The function $\phi:L\to\mathbb{R}$ where $L={\{(x,y)\in\mathbb{R}^2:x^2+y^2=4\}}$ is defined as,
\begin{align*}&\phi(x,y)=\\ &\int_{0}^{\pi}\!\!\!\!\int_{0}^{2\pi}\!\!\!\!\int_{1}^{2}\!\!\frac{\cos^2(\Psi) \sin(\theta)}{r^2\sqrt{(x-r\cos(\Psi)\sin(\theta))^2+(y-r\sin(\Psi) \sin(\theta))^2+(r\cos(\theta))^2}}\,dr\,d\Psi\,d\theta \end{align*} for all $(x,y)\in L$. How can we show that $\phi$ is a constant or not on $L?$ It's better if numerical approximations can be found for maximum and minimum of the function $\phi$ on $L$.

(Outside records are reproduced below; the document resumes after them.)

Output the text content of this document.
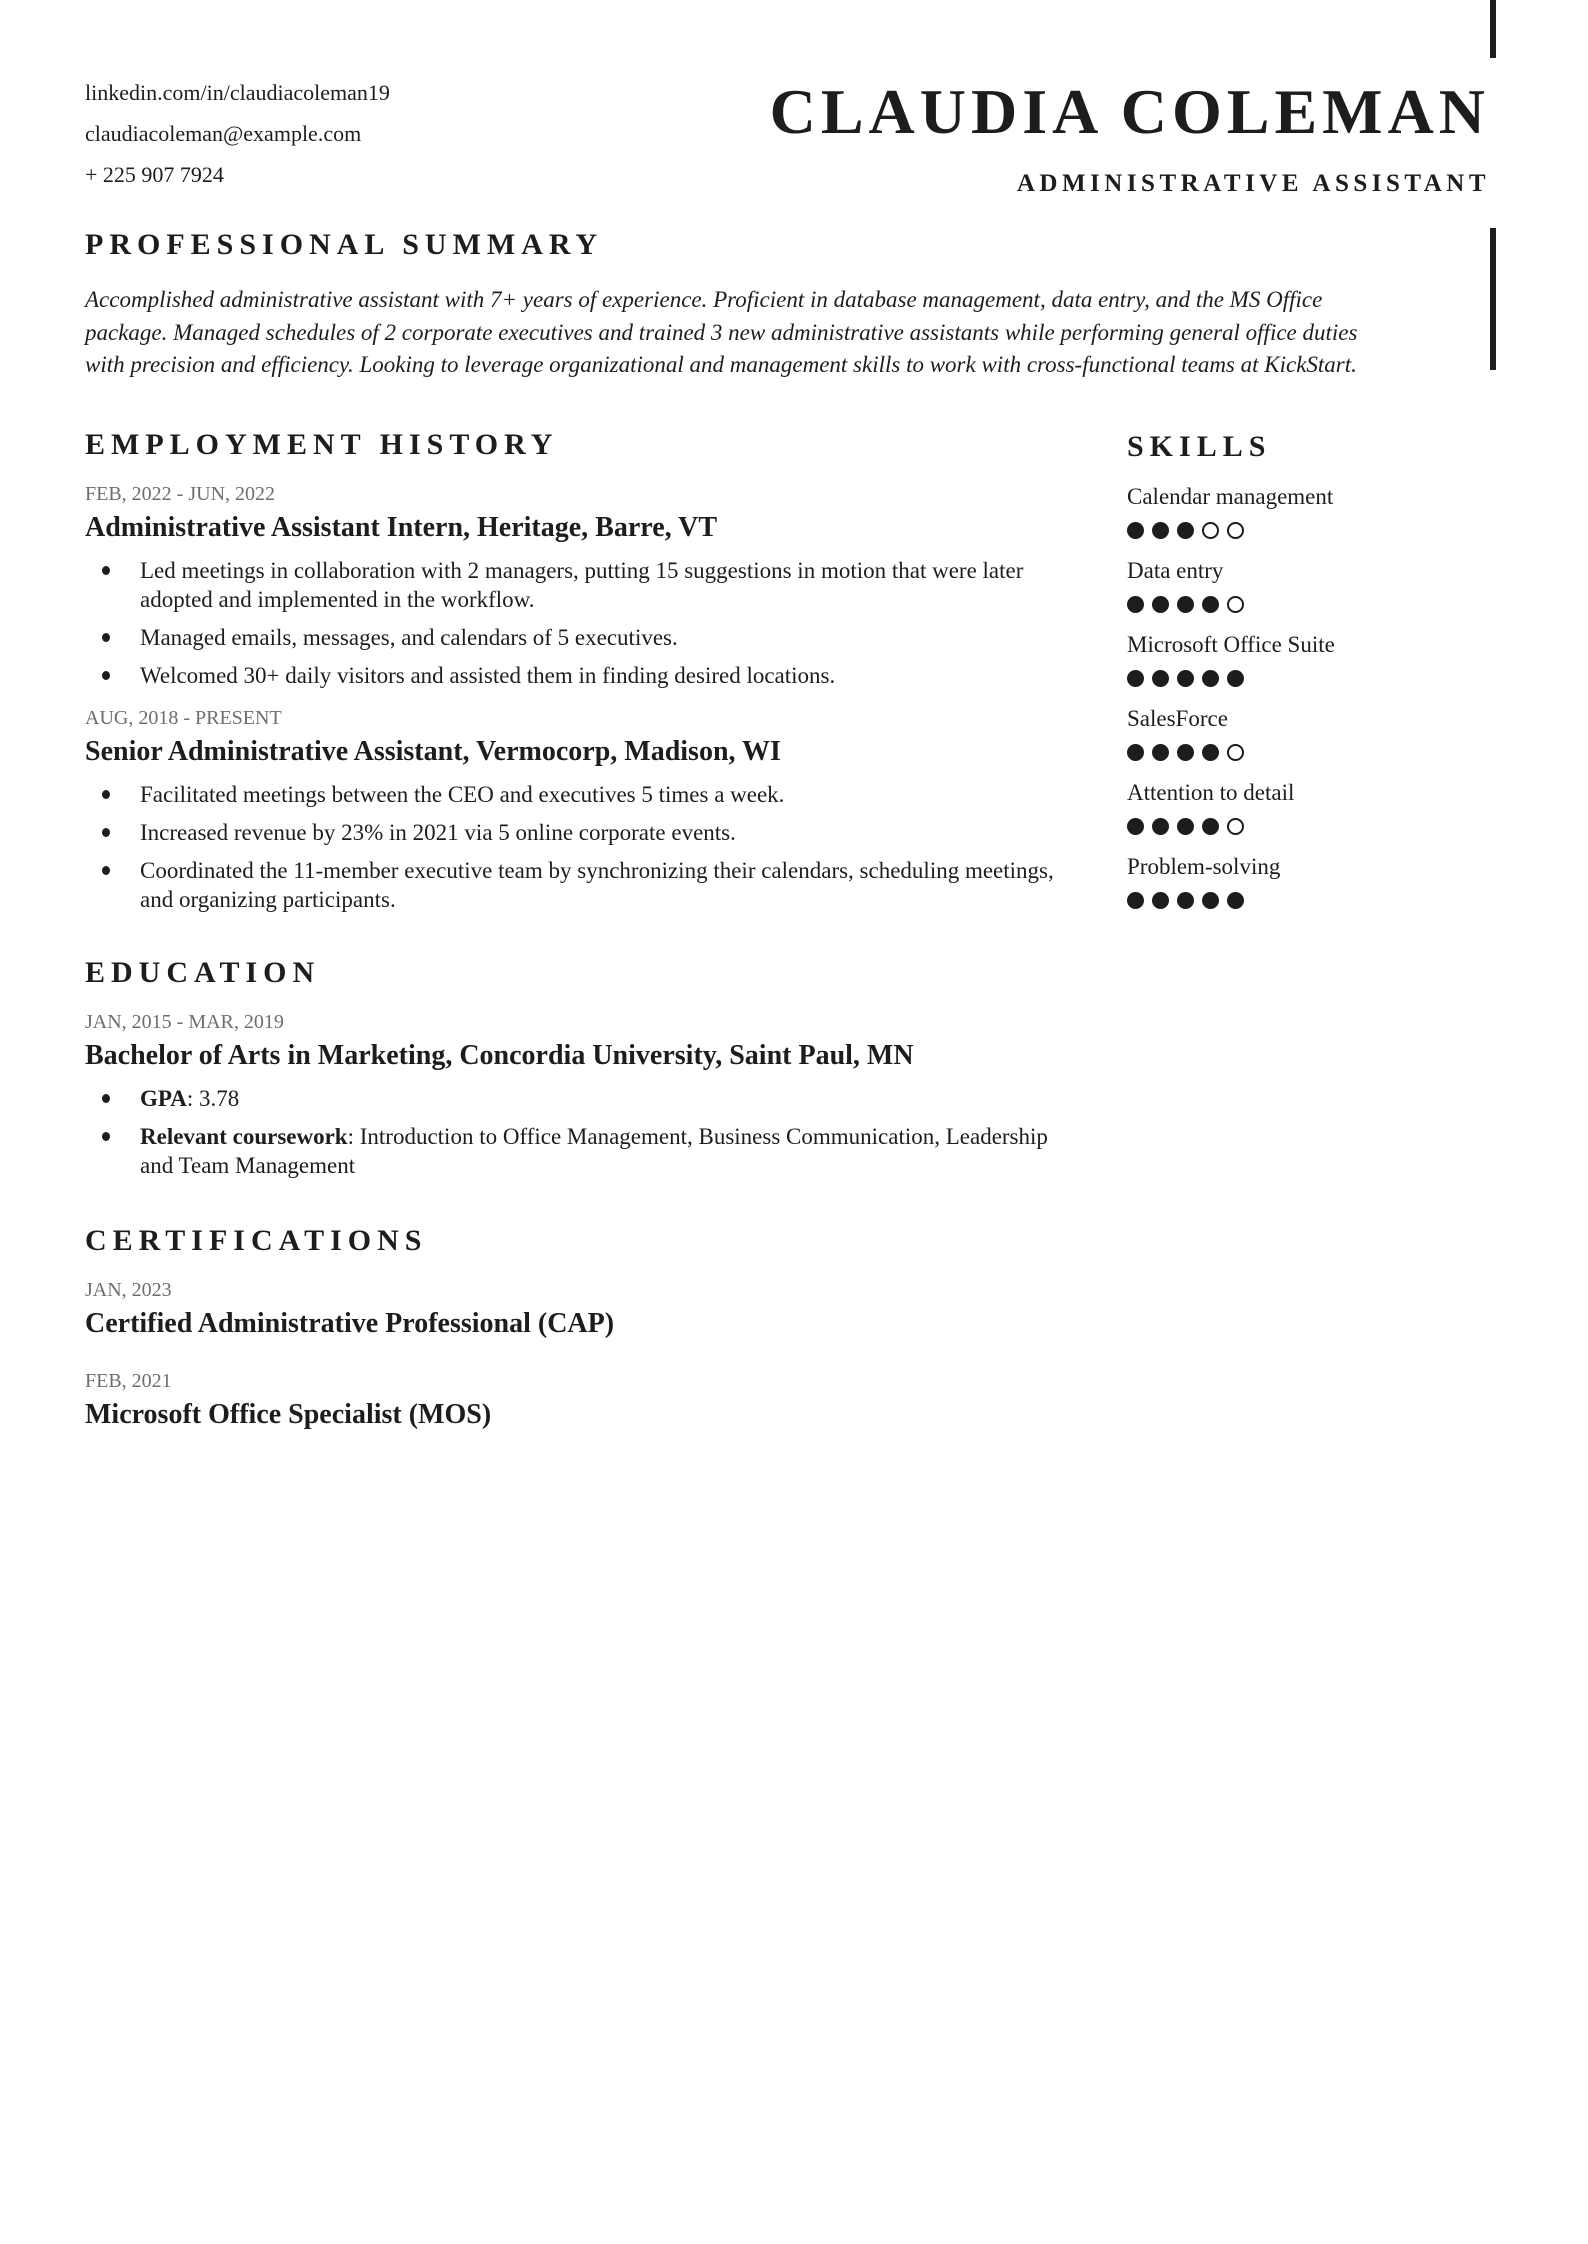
linkedin.com/in/claudiacoleman19
claudiacoleman@example.com
+ 225 907 7924
CLAUDIA COLEMAN
ADMINISTRATIVE ASSISTANT
PROFESSIONAL SUMMARY
Accomplished administrative assistant with 7+ years of experience. Proficient in database management, data entry, and the MS Office package. Managed schedules of 2 corporate executives and trained 3 new administrative assistants while performing general office duties with precision and efficiency. Looking to leverage organizational and management skills to work with cross-functional teams at KickStart.
EMPLOYMENT HISTORY
FEB, 2022 - JUN, 2022
Administrative Assistant Intern, Heritage, Barre, VT
Led meetings in collaboration with 2 managers, putting 15 suggestions in motion that were later adopted and implemented in the workflow.
Managed emails, messages, and calendars of 5 executives.
Welcomed 30+ daily visitors and assisted them in finding desired locations.
AUG, 2018 - PRESENT
Senior Administrative Assistant, Vermocorp, Madison, WI
Facilitated meetings between the CEO and executives 5 times a week.
Increased revenue by 23% in 2021 via 5 online corporate events.
Coordinated the 11-member executive team by synchronizing their calendars, scheduling meetings, and organizing participants.
EDUCATION
JAN, 2015 - MAR, 2019
Bachelor of Arts in Marketing, Concordia University, Saint Paul, MN
GPA: 3.78
Relevant coursework: Introduction to Office Management, Business Communication, Leadership and Team Management
CERTIFICATIONS
JAN, 2023
Certified Administrative Professional (CAP)
FEB, 2021
Microsoft Office Specialist (MOS)
SKILLS
Calendar management
Data entry
Microsoft Office Suite
SalesForce
Attention to detail
Problem-solving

The following may be useful:
$$\frac{d\phi}{d\alpha}=\iiint\frac{\cos^2(\Psi) \sin^2(\theta) \sin(\Psi-\alpha)}{r [{4+r^2-4r\sin(\theta)\cos (\Psi-\alpha)}]^{3/2}}\,dr\,d\Psi\,d\theta$$ when $(x,y)=(2\cos(\alpha),2\sin(\alpha))$
I found used numerical approximations at some points on $L$ using Mathematica numerical integrals to show that $d\phi/d\alpha\neq0$. Seems like difficult to use a analytical method. (Not a proof)